Brasil, uma descoberta, duas teorias

Notícias ao Minuto

Pedro Álvares Cabral desembarcou em Terra de Vera Cruz a 22 de abril de 1500. Há quem defenda que a sua descoberta foi um acaso, mas há quem diga que estava tudo planeado.

A teoria mais forte é a de que se tratou de um acaso quando um dos navios da Armada que partira para a Índia se perdeu junto a Cabo-Verde. Pedro Álvares Cabral avistou terra e ali desembarcou.

Mas existe também a teoria de que o Brasil já havia sido encontrado, mas que a divulgação da sua descoberta foi atrasada devido ao Tratado de Tordesilhas, que estava em negociação.

Salazar, o homem poupado de grandes gastos

Notícias ao Minuto

António de Oliveira Salazar governou Portugal durante quatro décadas com mão-de-ferro. A propaganda do Estado Novo fazia dele um homem casto e muito poupado, mas estudos que têm vindo a público mostram exatamente o oposto.

No que diz respeito à castidade, Salazar não era exemplo, pois teve, pelo menos, oito amores carnais. Embora não fossem de conhecimento público, o seu círculo mais próximo sabia o que se passava no seu gabinete.
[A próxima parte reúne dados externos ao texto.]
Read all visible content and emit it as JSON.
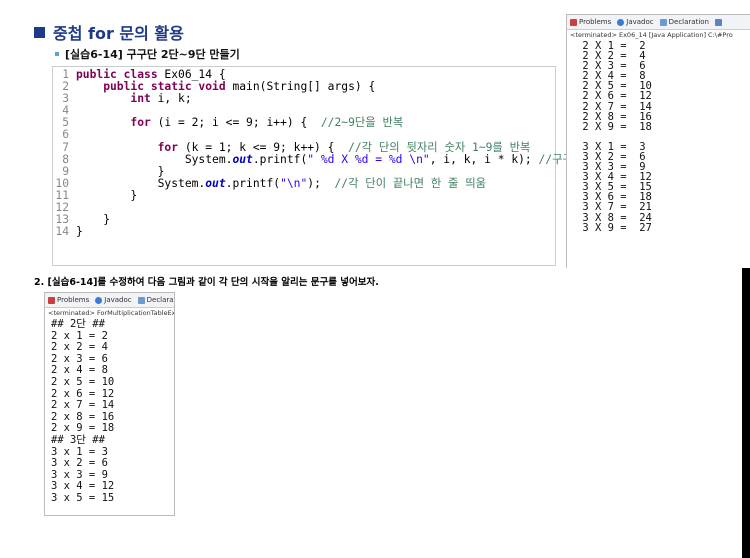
{
  "slide": {
    "title": "중첩 for 문의 활용",
    "subtitle": "[실습6-14] 구구단 2단~9단 만들기"
  },
  "code": {
    "line_numbers": [
      "1",
      "2",
      "3",
      "4",
      "5",
      "6",
      "7",
      "8",
      "9",
      "10",
      "11",
      "12",
      "13",
      "14"
    ],
    "lines": [
      {
        "segments": [
          {
            "t": "public class",
            "c": "kw"
          },
          {
            "t": " Ex06_14 {",
            "c": ""
          }
        ]
      },
      {
        "segments": [
          {
            "t": "    public static void",
            "c": "kw"
          },
          {
            "t": " main(String[] args) {",
            "c": ""
          }
        ]
      },
      {
        "segments": [
          {
            "t": "        int",
            "c": "kw"
          },
          {
            "t": " i, k;",
            "c": ""
          }
        ]
      },
      {
        "segments": []
      },
      {
        "segments": [
          {
            "t": "        for",
            "c": "kw"
          },
          {
            "t": " (i = 2; i <= 9; i++) {  ",
            "c": ""
          },
          {
            "t": "//2~9단을 반복",
            "c": "cm"
          }
        ]
      },
      {
        "segments": []
      },
      {
        "segments": [
          {
            "t": "            for",
            "c": "kw"
          },
          {
            "t": " (k = 1; k <= 9; k++) {  ",
            "c": ""
          },
          {
            "t": "//각 단의 뒷자리 숫자 1~9를 반복",
            "c": "cm"
          }
        ]
      },
      {
        "segments": [
          {
            "t": "                System.",
            "c": ""
          },
          {
            "t": "out",
            "c": "it"
          },
          {
            "t": ".printf(",
            "c": ""
          },
          {
            "t": "\" %d X %d = %d \\n\"",
            "c": "st"
          },
          {
            "t": ", i, k, i * k); ",
            "c": ""
          },
          {
            "t": "//구구단 출력",
            "c": "cm"
          }
        ]
      },
      {
        "segments": [
          {
            "t": "            }",
            "c": ""
          }
        ]
      },
      {
        "segments": [
          {
            "t": "            System.",
            "c": ""
          },
          {
            "t": "out",
            "c": "it"
          },
          {
            "t": ".printf(",
            "c": ""
          },
          {
            "t": "\"\\n\"",
            "c": "st"
          },
          {
            "t": ");  ",
            "c": ""
          },
          {
            "t": "//각 단이 끝나면 한 줄 띄움",
            "c": "cm"
          }
        ]
      },
      {
        "segments": [
          {
            "t": "        }",
            "c": ""
          }
        ]
      },
      {
        "segments": []
      },
      {
        "segments": [
          {
            "t": "    }",
            "c": ""
          }
        ]
      },
      {
        "segments": [
          {
            "t": "}",
            "c": ""
          }
        ]
      }
    ]
  },
  "console1": {
    "tabs": [
      "Problems",
      "Javadoc",
      "Declaration"
    ],
    "status": "<terminated> Ex06_14 [Java Application] C:\\#Pro",
    "lines": [
      " 2 X 1 =  2",
      " 2 X 2 =  4",
      " 2 X 3 =  6",
      " 2 X 4 =  8",
      " 2 X 5 =  10",
      " 2 X 6 =  12",
      " 2 X 7 =  14",
      " 2 X 8 =  16",
      " 2 X 9 =  18",
      "",
      " 3 X 1 =  3",
      " 3 X 2 =  6",
      " 3 X 3 =  9",
      " 3 X 4 =  12",
      " 3 X 5 =  15",
      " 3 X 6 =  18",
      " 3 X 7 =  21",
      " 3 X 8 =  24",
      " 3 X 9 =  27"
    ]
  },
  "prompt": "2. [실습6-14]를 수정하여 다음 그림과 같이 각 단의 시작을 알리는 문구를 넣어보자.",
  "console2": {
    "tabs": [
      "Problems",
      "Javadoc",
      "Declara"
    ],
    "status": "<terminated> ForMultiplicationTableEx",
    "lines": [
      "## 2단 ##",
      "2 x 1 = 2",
      "2 x 2 = 4",
      "2 x 3 = 6",
      "2 x 4 = 8",
      "2 x 5 = 10",
      "2 x 6 = 12",
      "2 x 7 = 14",
      "2 x 8 = 16",
      "2 x 9 = 18",
      "## 3단 ##",
      "3 x 1 = 3",
      "3 x 2 = 6",
      "3 x 3 = 9",
      "3 x 4 = 12",
      "3 x 5 = 15"
    ]
  },
  "colors": {
    "title": "#1f3a8a",
    "keyword": "#7f0055",
    "comment": "#3f7f5f",
    "string": "#2a00ff"
  }
}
Quanto à poupança, Franco Nogueira, seu antigo ministro, garante que o ditador gastava elevadas quantias em fatos, gravatas e sobretudos. E muitos eram os presentes que enviava a um dos seus amores, a jornalista francesa Christine Garnier.

Aquando da visita da rainha Isabel II a Portugal, Salazar não poupou nem um cêntimo, pois sabia que quanto maior fosse a exuberância da receção, maior seria a publicidade para o país na imprensa internacional.

 

O galo de Barcelos e a invenção de um símbolo português

Notícias ao Minuto

António Ferro, diretor do secretariado da Propaganda Nacional, precisava de oferecer algo a uns congressistas estrangeiros que vinham a Portugal para uma conferência. Dono de uma criatividade imensa, António Ferro aproveitou uma lenda antiga que circulava em Barcelos para a tornar num símbolo português. Esta lenda, como explica o autor, dizia respeito a um galego condenado à morte por crimes cometidos em território nacional.

Contudo, o suspeito sempre se disse inocente e garantiu que um galo, que estava já cozinhado e servido numa bandeja, se iria levantar e cantar quando fosse executado o seu enforcamento. E assim foi. Aproveitando esta lenda, o responsável pela Propaganda criou um símbolo português. Mas não foi esta a sua única criação. António Ferro foi também quem deu origem às Marchas Populares (1932) e à institucionalização de Monsanto como a aldeia mais portuguesa de Portugal (1938).